A House budget committee aide explained that because costs for sheriffs and public defenders this fiscal year are already expected to be greater than the money the state has allocated for them, it did not make sense to cut their budgets only to have to replenish them closer to June.
The biggest entry in the bill temporarily suspends the state law that directs a certain stream of tax money to the reserve account earmarked for fiscal emergencies.
Under normal circumstances, all capital-gains taxes collected beyond about the first $1 billion are added to the rainy day fund.
The House bill, keeping in line with Baker's proposal, diverts the tax proceeds above the threshold instead to the state's general fund just for this fiscal year. The measure is expected to help close the budget gap by $131 million, the administration has estimated.
The rainy day fund now totals more than $1.1 billion, and is seen by fiscal analysts, including bond-rating agencies, as an important metric of the state's financial well-being.
The House bill also cuts transportation funding by $40 million, spread between the state Department of Transportation and the MBTA, a reduction that Baker proposed; the governor pledged that it won't hurt the already struggling T.
In a speech on the House floor, the chamber's top budget expert, Representative Brian S. Dempsey, explained those transportation cuts and called them "not desirable, but not impacting service."
The temporary corporate-tax amnesty program would, for 60 days and with some exceptions, waive penalties, but not interest, for companies that owe the state money, with the aim of bringing in more revenue. The Baker administration estimates the amnesty would raise $18 million.
The Baker administration has said $282 million of its deficit-reduction plan relies on legislative approval. The remainder of the cuts, additional revenue collection, and budget adjustments to close the gap in the state's $36.5 billion budget would be executed by the governor under his executive powers.

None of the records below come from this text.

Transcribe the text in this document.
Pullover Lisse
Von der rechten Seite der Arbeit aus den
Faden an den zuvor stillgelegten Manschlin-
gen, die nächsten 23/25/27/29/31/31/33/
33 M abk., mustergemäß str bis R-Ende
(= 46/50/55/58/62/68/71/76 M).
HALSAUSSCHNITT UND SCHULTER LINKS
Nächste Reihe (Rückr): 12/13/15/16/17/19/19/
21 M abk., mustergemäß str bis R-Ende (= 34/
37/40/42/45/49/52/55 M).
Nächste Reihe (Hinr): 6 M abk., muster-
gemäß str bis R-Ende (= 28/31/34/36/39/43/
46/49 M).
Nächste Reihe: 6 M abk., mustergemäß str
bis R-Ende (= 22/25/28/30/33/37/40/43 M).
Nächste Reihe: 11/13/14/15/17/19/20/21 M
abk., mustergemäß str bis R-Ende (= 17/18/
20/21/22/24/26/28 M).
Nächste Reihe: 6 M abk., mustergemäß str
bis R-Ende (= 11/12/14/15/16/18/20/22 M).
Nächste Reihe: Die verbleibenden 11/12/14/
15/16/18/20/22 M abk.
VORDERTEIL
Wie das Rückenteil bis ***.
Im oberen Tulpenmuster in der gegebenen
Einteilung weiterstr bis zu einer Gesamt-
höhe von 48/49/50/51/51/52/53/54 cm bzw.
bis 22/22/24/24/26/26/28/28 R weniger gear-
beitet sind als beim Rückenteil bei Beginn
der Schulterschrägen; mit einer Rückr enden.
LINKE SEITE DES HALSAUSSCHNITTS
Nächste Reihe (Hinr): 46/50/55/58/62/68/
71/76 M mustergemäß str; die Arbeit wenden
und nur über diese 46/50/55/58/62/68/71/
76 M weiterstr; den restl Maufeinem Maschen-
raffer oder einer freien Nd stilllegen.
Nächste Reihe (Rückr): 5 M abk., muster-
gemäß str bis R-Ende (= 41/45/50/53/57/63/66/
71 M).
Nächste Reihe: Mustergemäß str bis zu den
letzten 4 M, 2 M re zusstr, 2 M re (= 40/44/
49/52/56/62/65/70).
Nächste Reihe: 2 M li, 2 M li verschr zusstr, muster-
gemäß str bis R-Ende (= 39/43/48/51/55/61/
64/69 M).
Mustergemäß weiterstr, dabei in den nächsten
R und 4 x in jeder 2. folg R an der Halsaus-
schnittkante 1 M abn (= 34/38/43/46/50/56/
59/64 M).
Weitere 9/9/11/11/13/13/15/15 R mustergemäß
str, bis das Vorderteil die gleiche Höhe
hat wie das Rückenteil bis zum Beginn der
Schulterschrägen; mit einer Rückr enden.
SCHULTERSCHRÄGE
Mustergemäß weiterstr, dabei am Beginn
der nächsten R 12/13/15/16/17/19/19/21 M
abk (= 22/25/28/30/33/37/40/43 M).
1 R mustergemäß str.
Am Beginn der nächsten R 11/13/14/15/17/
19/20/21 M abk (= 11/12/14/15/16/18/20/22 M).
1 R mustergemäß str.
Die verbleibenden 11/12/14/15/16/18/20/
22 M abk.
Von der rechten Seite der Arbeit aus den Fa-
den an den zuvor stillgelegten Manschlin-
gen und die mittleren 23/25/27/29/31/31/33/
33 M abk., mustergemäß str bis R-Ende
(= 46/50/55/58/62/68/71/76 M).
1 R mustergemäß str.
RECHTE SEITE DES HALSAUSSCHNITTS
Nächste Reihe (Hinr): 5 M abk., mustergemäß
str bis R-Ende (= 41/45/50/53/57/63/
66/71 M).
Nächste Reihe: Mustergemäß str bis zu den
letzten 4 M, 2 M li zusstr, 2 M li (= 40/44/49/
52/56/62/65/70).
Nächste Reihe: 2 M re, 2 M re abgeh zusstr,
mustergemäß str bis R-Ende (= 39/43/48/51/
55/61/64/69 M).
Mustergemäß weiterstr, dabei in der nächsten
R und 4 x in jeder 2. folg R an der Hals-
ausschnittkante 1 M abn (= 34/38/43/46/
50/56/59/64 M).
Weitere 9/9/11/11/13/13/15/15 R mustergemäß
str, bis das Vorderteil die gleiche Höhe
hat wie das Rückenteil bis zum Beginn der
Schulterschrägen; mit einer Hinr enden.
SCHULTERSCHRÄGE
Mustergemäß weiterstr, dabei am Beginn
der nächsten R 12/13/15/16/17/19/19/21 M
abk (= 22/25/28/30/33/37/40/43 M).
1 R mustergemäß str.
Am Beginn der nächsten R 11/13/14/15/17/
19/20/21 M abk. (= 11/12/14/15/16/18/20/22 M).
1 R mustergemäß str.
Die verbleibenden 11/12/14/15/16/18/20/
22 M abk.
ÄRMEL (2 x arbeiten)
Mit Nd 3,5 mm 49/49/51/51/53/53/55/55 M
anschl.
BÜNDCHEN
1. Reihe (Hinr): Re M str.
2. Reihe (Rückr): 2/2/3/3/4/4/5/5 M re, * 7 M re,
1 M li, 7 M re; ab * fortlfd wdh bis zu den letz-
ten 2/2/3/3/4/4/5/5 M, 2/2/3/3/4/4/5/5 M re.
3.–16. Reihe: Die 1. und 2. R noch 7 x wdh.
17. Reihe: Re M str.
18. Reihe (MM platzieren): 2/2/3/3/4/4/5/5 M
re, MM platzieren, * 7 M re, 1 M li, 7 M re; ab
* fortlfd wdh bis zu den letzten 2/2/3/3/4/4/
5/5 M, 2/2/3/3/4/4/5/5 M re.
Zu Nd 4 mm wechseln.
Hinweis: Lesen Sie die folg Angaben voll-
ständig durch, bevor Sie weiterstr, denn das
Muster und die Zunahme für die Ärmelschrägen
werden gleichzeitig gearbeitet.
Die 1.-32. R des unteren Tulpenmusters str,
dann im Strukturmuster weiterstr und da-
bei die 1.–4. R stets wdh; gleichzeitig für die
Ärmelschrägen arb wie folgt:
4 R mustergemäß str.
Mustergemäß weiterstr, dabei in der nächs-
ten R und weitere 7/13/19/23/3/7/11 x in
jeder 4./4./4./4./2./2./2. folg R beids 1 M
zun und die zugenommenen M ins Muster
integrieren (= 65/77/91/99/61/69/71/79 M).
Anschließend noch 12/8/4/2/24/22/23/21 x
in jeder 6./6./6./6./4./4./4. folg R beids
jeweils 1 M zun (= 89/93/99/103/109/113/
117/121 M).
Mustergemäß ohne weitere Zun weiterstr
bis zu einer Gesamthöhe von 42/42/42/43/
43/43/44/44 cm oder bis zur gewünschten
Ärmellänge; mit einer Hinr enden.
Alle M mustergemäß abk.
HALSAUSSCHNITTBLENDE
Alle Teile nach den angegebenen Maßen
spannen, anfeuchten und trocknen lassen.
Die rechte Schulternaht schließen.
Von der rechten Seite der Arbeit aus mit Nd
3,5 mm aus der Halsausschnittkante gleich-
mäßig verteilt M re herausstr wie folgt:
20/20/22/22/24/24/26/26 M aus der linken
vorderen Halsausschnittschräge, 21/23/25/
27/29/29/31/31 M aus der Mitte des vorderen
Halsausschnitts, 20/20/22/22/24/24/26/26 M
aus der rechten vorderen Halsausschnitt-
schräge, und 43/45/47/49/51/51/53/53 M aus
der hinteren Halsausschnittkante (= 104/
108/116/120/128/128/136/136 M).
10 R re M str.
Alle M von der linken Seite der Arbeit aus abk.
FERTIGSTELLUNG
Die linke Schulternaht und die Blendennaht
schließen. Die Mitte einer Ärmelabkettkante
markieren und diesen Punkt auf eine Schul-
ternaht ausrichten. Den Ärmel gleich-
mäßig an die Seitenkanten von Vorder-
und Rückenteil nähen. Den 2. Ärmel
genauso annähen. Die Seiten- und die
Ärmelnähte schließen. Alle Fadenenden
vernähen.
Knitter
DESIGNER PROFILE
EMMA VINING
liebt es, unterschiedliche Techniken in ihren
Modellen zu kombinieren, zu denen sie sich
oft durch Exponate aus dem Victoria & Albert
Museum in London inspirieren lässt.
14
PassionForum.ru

The administration estimates that the changes the House made to its plan would mean about $18 million worth of Baker's proposed cuts will not be executed.
Baker's plan and the House-passed bill adhere to the governor's pledge not to raise taxes or fees, or cut aid to cities and towns.
Baker was sworn in as governor on Jan. 8, succeeding Democrat Deval Patrick, and was immediately faced with the challenge of filling the substantial hole in the state's budget that he has said was caused primarily by the government spending too much money.